Mulheres vítimas de violência têm prioridade em cursos profissionalizantes

Lei em vigor foi aprovada pelos deputados e promulgada pelo presidente da Assembleia, deputado Ademar Traiano (PSDB)



Muitos casos de violência contra a mulher voltam a acontecer porque muitas delas não têm condições de se autossustentar.

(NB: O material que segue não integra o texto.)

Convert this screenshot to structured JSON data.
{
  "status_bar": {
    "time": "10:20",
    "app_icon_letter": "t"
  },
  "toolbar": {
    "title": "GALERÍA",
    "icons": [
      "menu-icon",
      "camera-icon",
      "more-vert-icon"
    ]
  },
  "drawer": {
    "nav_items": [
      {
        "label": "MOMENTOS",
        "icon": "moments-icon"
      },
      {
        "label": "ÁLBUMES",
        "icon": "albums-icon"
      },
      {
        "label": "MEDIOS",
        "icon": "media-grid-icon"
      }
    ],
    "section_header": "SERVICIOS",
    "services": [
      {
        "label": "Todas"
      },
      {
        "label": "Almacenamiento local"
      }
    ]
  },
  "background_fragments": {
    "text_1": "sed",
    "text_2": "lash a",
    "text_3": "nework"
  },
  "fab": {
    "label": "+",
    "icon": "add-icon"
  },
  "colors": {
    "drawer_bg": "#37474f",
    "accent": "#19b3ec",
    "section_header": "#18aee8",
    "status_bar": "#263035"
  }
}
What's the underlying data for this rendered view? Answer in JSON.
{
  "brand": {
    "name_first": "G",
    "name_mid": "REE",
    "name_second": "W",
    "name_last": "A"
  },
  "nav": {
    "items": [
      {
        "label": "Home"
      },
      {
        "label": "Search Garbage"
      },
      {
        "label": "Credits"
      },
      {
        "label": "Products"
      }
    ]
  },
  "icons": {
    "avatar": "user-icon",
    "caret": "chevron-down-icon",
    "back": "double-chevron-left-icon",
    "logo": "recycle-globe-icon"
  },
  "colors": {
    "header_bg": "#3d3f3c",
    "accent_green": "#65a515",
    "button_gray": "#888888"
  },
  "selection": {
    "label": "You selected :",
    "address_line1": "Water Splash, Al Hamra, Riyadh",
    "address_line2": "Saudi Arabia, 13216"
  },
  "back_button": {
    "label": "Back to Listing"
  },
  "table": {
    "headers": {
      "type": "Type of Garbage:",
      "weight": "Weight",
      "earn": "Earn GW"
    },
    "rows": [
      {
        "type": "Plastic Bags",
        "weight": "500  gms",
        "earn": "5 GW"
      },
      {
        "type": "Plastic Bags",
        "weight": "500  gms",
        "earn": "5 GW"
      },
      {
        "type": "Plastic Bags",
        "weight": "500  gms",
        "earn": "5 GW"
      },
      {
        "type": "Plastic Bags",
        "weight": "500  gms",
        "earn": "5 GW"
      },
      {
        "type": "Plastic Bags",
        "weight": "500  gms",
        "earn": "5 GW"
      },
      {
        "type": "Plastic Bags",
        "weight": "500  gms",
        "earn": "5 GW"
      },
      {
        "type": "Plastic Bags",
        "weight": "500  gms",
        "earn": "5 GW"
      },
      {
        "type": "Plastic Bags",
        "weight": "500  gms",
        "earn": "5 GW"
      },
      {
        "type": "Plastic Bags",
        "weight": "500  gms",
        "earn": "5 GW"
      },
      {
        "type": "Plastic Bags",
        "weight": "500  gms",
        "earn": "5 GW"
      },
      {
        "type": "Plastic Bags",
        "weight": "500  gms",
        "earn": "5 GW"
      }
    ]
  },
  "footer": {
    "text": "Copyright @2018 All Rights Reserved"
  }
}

Para mudar essa realidade e fazer com que as mulheres vítimas de violência tenham mecanismos para ter uma renda própria e, assim, se distanciar do agressor, os deputados estaduais aprovaram um projeto de lei na Assembleia Legislativa do Paraná, proposto pela procuradora da Mulher da Assembleia, deputada Cristina Silvestri (CDN), que permite a preferência de vagas às mulheres vítimas de violência doméstica e familiar em cursos de Qualificação Técnica e Profissional.


A medida foi promulgada pelo presidente da Assembleia, deputado Ademar Traiano (PSDB) e já é lei no Paraná.


A lei 20326/2020 estabelece a priorização e preferência de vaga em curso de qualificação técnica e profissional gratuitos, oferecidos pelo Governo do Estado do Paraná, às mulheres vítimas de violência doméstica e familiar que estejam em medida protetiva, com o objetivo de assegurar à essas vítimas, condições para exercer efetivamente os direitos e garantias fundamentais que lhes são conferidos pela Constituição Federal, e visando o seu crescimento pessoal, social e profissional, de acordo com o seu interesse, a sua habilidade e conforme o diagnóstico da equipe de atendimento multidisciplinar.


Também é um mecanismo da lei estimular as mulheres a denunciar e a enfrentar as consequências psicossociais decorrentes da violência de que foram vítimas.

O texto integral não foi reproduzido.